The decision upended months of negotiations between prosecutors and the attorney representing Walter H. Mitchell.

PRESCOTT, Ariz. — A former Seattle body broker rejected a plea agreement, fired his lawyer, and asked the judge to proceed to trial on 29 counts of abandonment or concealment of a dead body.

The decision Monday in a Prescott, Arizona courtroom upended months of negotiations between prosecutors and the attorney representing Walter H. Mitchell, the former owner of FutureGenex.

“I am a subject matter expert in very few things, but I am a subject matter expert in my case,” Mitchell said when asked by the judge why he wanted to represent himself at trial.

The judge set a trial date of August 29 for Mitchell to face charges that he dumped 29 human body parts in the Prescott National Forest sometime during December of 2020. The first remains were discovered by a couple collecting firewood the day after Christmas. The second site was found miles away by hunters the next day.

Yavapai County Sheriff’s deputies found five human heads, sections of arms and legs, and other body parts after thorough searches of both sites.

Medical tags on some of the body parts led deputies to FutureGenex, a Seattle-area company that folded in February of 2020. FutureGenex sought donors who were willing to offer their bodies after death for medical and scientific research.

Police and prosecutors have said very little about the case.

According to court and police documents obtained by the KING 5 Investigators through public records requests, all the victims dumped in the Arizona wilderness appear to be from Washington state.

“It made me very angry,” said Cheryl Patterson of Mountlake Terrace when investigators told her that her ex-husband’s remains had been identified through a DNA test. “He’s an evil man. I think he’s evil,” Patterson said of Mitchell.

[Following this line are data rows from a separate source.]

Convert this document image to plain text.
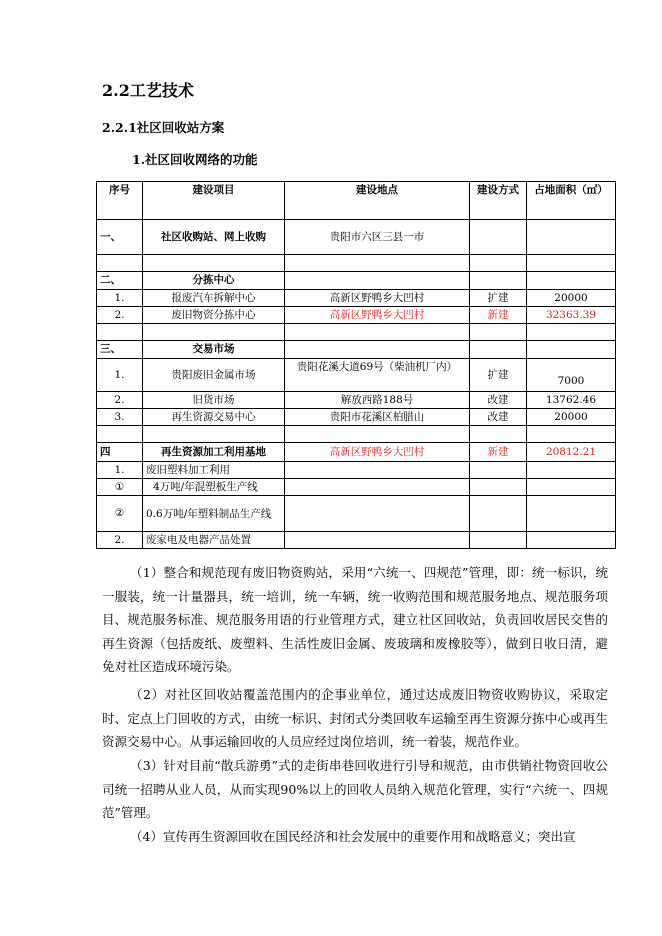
2.2工艺技术
2.2.1社区回收站方案
1.社区回收网络的功能
序号	建设项目	建设地点	建设方式	占地面积（㎡）
一、	社区收购站、网上收购	贵阳市六区三县一市		

二、	分拣中心			
1.	报废汽车拆解中心	高新区野鸭乡大凹村	扩建	20000
2.	废旧物资分拣中心	高新区野鸭乡大凹村	新建	32363.39

三、	交易市场			
1.	贵阳废旧金属市场	贵阳花溪大道69号（柴油机厂内）	扩建	7000
2.	旧货市场	解放西路188号	改建	13762.46
3.	再生资源交易中心	贵阳市花溪区柏腊山	改建	20000

四	再生资源加工利用基地	高新区野鸭乡大凹村	新建	20812.21
1.	废旧塑料加工利用			
①	4万吨/年混塑板生产线			
②	0.6万吨/年塑料制品生产线			
2.	废家电及电器产品处置			

（1）整合和规范现有废旧物资购站，采用“六统一、四规范”管理，即：统一标识，统一服装，统一计量器具，统一培训，统一车辆，统一收购范围和规范服务地点、规范服务项目、规范服务标准、规范服务用语的行业管理方式，建立社区回收站，负责回收居民交售的再生资源（包括废纸、废塑料、生活性废旧金属、废玻璃和废橡胶等），做到日收日清，避免对社区造成环境污染。

（2）对社区回收站覆盖范围内的企事业单位，通过达成废旧物资收购协议，采取定时、定点上门回收的方式，由统一标识、封闭式分类回收车运输至再生资源分拣中心或再生资源交易中心。从事运输回收的人员应经过岗位培训，统一着装，规范作业。

（3）针对目前“散兵游勇”式的走街串巷回收进行引导和规范，由市供销社物资回收公司统一招聘从业人员，从而实现90%以上的回收人员纳入规范化管理，实行“六统一、四规范”管理。

（4）宣传再生资源回收在国民经济和社会发展中的重要作用和战略意义；突出宣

Patterson said her ex-husband, Doug Patterson, intended to donate his body to the University of Washington School of Medicine “…in hopes that he could help someone.” But a contractor for the university rejected Doug’s body after death and recommended Mitchell’s company as an alternative.

Several family members of other victims told KING 5 that they also received referrals to Mitchell after the UW rejected their loved one’s body.

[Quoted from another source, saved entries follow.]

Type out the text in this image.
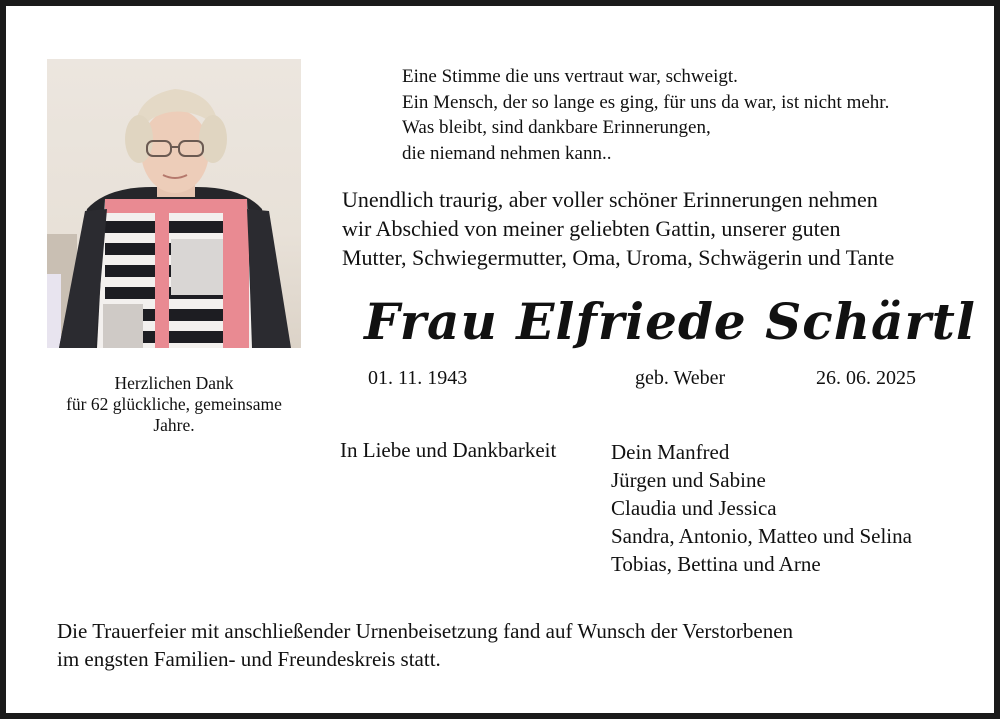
Herzlichen Dank
für 62 glückliche, gemeinsame
Jahre.
Eine Stimme die uns vertraut war, schweigt.
Ein Mensch, der so lange es ging, für uns da war, ist nicht mehr.
Was bleibt, sind dankbare Erinnerungen,
die niemand nehmen kann..
Unendlich traurig, aber voller schöner Erinnerungen nehmen
wir Abschied von meiner geliebten Gattin, unserer guten
Mutter, Schwiegermutter, Oma, Uroma, Schwägerin und Tante
Frau Elfriede Schärtl
01. 11. 1943	geb. Weber	26. 06. 2025
In Liebe und Dankbarkeit	Dein Manfred
Jürgen und Sabine
Claudia und Jessica
Sandra, Antonio, Matteo und Selina
Tobias, Bettina und Arne
Die Trauerfeier mit anschließender Urnenbeisetzung fand auf Wunsch der Verstorbenen
im engsten Familien- und Freundeskreis statt.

According to police reports, Mitchell closed FutureGenex in February of 2020 and headed for Arizona, where he used to live and work in the field of “whole body donation.” He traveled south in a U-Haul truck packed with dry ice and the body parts of several Washington donors.

It’s unclear why he would have scattered the body parts in Arizona.

In addition to the Yavapai County case, Mitchell also faces charges in Maricopa County for allegedly possessing a pipe bomb that investigators say they found when they searched his apartment.